Eine gesunde Wirtschaft fusst auch auf einem gesunden sozialen Klima. Ohne Zweifel ist ein gerechtes Steuersystem dafür eine Voraussetzung. Wie ich schon seit langem betonte, muss das System der Erwerbsteuer durch die allgemeine Einkommenssteuer ersetzt werden. Es ist zu begrüssen, dass in diesem Bereich die notwendigen Schritte getan werden. Was die Einkommenssteuer betrifft, möchte ich noch einmal betonen, dass nicht durch unverantwortlich hohe Steuern auf grössere Einkommen in unserem Lande eine Art Ausgleich der Einkommen herbeigeführt werden soll. Auch das neue Steuersystem soll leistungsfreundlich bleiben, aber trotzdem die unterschiedliche wirtschaftliche Kraft der einzelnen Steuerträger berücksichtigen.

Wenn wir von wirtschaftlichen Fragen sprechen, so darf das Währungsabkommen mit der Schweiz nicht unerwähnt bleiben. Im Jahre 1924 hat Liechtenstein den Schweizer Franken autonom als Landeswährung eingeführt. Nur auf die Frankenwährung gestützt, konnte der grosse Aufschwung unserer Wirtschaft kommen. Ich glaube, wir betrachten es alle als eine selbstverständliche Loyalität gegenüber der Schweiz, wenn die Beziehungen auf diesem Gebiete durch einen Währungsvertrag geregelt werden.
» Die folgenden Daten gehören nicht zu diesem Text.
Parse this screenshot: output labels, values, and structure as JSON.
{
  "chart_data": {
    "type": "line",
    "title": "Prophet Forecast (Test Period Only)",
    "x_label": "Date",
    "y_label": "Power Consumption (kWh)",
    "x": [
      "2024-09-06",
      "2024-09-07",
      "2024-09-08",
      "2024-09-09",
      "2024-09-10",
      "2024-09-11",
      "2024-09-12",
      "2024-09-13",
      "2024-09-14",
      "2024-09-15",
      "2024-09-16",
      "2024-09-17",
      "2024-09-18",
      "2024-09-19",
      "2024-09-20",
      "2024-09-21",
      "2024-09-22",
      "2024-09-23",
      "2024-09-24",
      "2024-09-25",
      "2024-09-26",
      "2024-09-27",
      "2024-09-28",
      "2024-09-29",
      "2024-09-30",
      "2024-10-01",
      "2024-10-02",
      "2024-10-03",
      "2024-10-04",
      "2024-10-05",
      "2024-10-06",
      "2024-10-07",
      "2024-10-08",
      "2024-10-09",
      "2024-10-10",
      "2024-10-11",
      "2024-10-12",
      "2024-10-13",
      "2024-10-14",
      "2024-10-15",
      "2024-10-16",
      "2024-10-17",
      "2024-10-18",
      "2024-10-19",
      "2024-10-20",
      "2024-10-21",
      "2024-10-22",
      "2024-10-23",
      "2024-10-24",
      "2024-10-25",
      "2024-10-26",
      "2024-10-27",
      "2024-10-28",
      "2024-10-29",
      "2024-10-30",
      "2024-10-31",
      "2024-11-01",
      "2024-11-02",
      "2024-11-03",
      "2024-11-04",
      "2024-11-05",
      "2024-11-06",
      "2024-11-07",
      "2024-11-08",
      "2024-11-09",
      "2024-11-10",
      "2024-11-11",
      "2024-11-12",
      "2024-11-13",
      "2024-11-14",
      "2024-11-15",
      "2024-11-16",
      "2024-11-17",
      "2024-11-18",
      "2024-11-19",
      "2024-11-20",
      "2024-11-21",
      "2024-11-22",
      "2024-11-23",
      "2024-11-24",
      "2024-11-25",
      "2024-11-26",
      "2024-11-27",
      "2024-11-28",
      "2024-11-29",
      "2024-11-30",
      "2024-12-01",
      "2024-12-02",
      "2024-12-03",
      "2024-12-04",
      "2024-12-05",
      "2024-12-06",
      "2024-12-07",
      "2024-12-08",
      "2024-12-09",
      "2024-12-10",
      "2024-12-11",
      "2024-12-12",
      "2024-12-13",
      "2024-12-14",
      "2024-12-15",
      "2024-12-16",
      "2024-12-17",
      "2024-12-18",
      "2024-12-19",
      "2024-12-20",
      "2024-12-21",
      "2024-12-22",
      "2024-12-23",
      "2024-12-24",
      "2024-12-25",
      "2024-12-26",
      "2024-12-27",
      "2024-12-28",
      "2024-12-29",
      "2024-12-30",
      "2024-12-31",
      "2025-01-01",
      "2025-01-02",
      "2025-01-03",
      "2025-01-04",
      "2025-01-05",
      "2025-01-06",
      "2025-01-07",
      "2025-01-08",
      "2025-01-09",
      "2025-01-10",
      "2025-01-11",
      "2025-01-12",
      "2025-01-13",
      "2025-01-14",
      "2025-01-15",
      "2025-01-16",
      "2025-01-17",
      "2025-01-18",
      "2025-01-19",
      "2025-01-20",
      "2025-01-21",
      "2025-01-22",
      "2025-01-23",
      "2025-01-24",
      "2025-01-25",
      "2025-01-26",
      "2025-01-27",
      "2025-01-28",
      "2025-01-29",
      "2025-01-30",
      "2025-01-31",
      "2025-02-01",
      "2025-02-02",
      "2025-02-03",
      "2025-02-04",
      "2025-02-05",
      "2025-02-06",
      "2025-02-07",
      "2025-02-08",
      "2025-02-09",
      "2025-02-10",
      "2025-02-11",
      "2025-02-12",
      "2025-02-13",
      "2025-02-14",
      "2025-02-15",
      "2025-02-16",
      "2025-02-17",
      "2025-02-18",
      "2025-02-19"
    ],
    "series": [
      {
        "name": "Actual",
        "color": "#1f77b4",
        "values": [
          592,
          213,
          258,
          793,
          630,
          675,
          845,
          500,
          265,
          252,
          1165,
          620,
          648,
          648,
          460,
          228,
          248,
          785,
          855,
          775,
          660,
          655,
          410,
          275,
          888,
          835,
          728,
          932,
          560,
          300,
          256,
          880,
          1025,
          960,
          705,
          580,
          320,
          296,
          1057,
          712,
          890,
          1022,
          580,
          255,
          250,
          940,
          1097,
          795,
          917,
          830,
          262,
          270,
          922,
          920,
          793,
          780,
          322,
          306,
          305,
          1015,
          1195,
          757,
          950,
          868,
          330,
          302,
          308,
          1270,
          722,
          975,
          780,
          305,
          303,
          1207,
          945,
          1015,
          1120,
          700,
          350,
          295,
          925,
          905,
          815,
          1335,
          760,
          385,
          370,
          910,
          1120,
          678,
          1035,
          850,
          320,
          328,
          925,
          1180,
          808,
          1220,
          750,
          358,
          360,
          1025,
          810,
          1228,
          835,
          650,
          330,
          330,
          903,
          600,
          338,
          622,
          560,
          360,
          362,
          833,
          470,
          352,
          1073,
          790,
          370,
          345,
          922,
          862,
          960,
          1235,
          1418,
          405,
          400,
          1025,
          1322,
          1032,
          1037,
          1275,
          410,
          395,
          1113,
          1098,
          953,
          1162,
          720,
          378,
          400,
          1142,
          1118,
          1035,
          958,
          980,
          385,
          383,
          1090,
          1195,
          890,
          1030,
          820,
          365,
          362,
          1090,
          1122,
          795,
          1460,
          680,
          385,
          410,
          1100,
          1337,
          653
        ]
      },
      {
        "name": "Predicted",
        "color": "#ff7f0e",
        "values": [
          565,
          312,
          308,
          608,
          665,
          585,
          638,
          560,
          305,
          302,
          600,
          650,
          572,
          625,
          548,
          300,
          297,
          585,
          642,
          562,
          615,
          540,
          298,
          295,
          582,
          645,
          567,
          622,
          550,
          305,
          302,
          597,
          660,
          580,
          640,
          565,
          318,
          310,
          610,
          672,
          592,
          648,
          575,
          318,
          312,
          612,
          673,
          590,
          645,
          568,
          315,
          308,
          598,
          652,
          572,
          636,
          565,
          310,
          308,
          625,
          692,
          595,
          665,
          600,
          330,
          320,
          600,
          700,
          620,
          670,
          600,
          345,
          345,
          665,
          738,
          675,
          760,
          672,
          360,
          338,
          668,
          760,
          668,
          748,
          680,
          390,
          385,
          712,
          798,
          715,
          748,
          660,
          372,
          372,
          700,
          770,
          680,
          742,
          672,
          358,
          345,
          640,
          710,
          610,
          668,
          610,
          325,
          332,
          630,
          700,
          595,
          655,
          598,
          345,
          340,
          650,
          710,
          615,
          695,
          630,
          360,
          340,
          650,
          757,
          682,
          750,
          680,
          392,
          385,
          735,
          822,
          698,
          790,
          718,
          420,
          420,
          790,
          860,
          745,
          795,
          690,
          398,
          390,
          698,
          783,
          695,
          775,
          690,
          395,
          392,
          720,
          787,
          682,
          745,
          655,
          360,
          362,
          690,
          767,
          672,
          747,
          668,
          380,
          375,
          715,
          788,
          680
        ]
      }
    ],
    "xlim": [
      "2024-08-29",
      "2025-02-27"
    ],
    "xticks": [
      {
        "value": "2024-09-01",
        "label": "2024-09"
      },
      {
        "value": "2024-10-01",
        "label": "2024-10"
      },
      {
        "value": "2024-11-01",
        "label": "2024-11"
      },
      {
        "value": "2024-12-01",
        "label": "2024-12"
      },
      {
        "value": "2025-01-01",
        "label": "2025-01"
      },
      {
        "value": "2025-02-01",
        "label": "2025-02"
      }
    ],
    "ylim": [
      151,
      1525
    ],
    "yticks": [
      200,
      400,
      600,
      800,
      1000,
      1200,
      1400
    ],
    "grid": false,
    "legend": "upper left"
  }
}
Vergessen wir nicht, dass unser Budget und damit Ausgaben für soziale und kulturelle Belange in bedeutendem Masse durch Gesellschaftssteuern gedeckt werden. Erinnern wir uns, dass der Auftrag zur Volkswohlfahrt in unserer Verfassung verankert ist, ein Auftrag, der sich nicht auf wirtschaftliche und soziale Fragen beschränkt, sondern darber hinaus kulturelle und geistige Bereiche erfasst Ich freue mich, feststellen zu können, dass in unserem Lande in umfassenderweise diesem Auftrag nachgelebt wird. So können wir durch eine reiche Palette kultureller und sportlicher Institutionen, vor allem in der Form von Vereinen, alt und jung dienen. Auch auf religiösem Gebiete wird zu meiner aufrichtigen Genugtuung den Menschen in mannigfacher Weise die Möglichkeit gegeben, sich weiter zu bilden und an sich zu arbeiten. Ich glaube, man kann so wirkungsvoll vor allem dem bewussten und unbewussten Verlangen der Jugend entgegenkommen, ihr für Seele, Geist und Körper Nahrung und Beschäftigung zu geben. Dies ist bestimmt der beste Schutz für unsere Jugend.

Der Spruch «Der Mensch lebt nicht vom Brot allein» gilt nicht nur für den Einzelnen, sondern auch für ein Volk Seien wir uns klar, dass das Staatsbewusstsein die Nahrung ist für die Existenz des Staates. Dieses Bewusstsein muss herangebildet und gepflegt werden, und sein Bestehen ergibt sich, indem man ihm nachlebt Ein Zeichen dafür ist unser Beitritt zum Europarat Unser Land hat so die Möglichkeit, mitzuarbeiten und das Werden eines Europa mitzuerleben, das nicht nur ein leerer Name bleibt.

In diesem Europa leben viele Völker. Manche von ihnen haben uns ihre Bürger gesandt, welche am wirtschaftlichen Bau unseres Landes mitarbeiten. Seien wir uns bewusst, dass wir ohne sie nicht mehr existieren können. Wenn wir Familien, welche bereits lange bei uns leben, einbürgern, so ist das daher keine Gnade, sondern ein Akt der Klugheit und selbstverständlicher Anständigkeit. Der Kreis der Gemeindebürger, welcher noch in seiner Heimatgemeinde lebt, kann die Augen davor nicht verschliessen, dass er Verpflichtungen hat gegenüber seinen auswärtigen Gemeindebürgern, den übrigen Landesbürgern und Europa.

Ich war und bin ein Optimist und glaube, dass auch in Zukunft die Tüchtigkeit und Klugheit der Liechtensteiner unser Land mit Gottes Hilfe durch alle Schwierigkeiten glücklich durchsteuern wird. Eine Voraussetzung ist es natürlich, dass in wichtigen Fragen die Bürger Einigkeit beachten.

Ich möchte nun Ihnen, meine Herren Abgeordneten, für die diesjährige Sessionsperiode des Landtages Gottes Segen und Beistand wünschen und erkläre hiermit die diesjährige Landtagsperiode für eröffnet.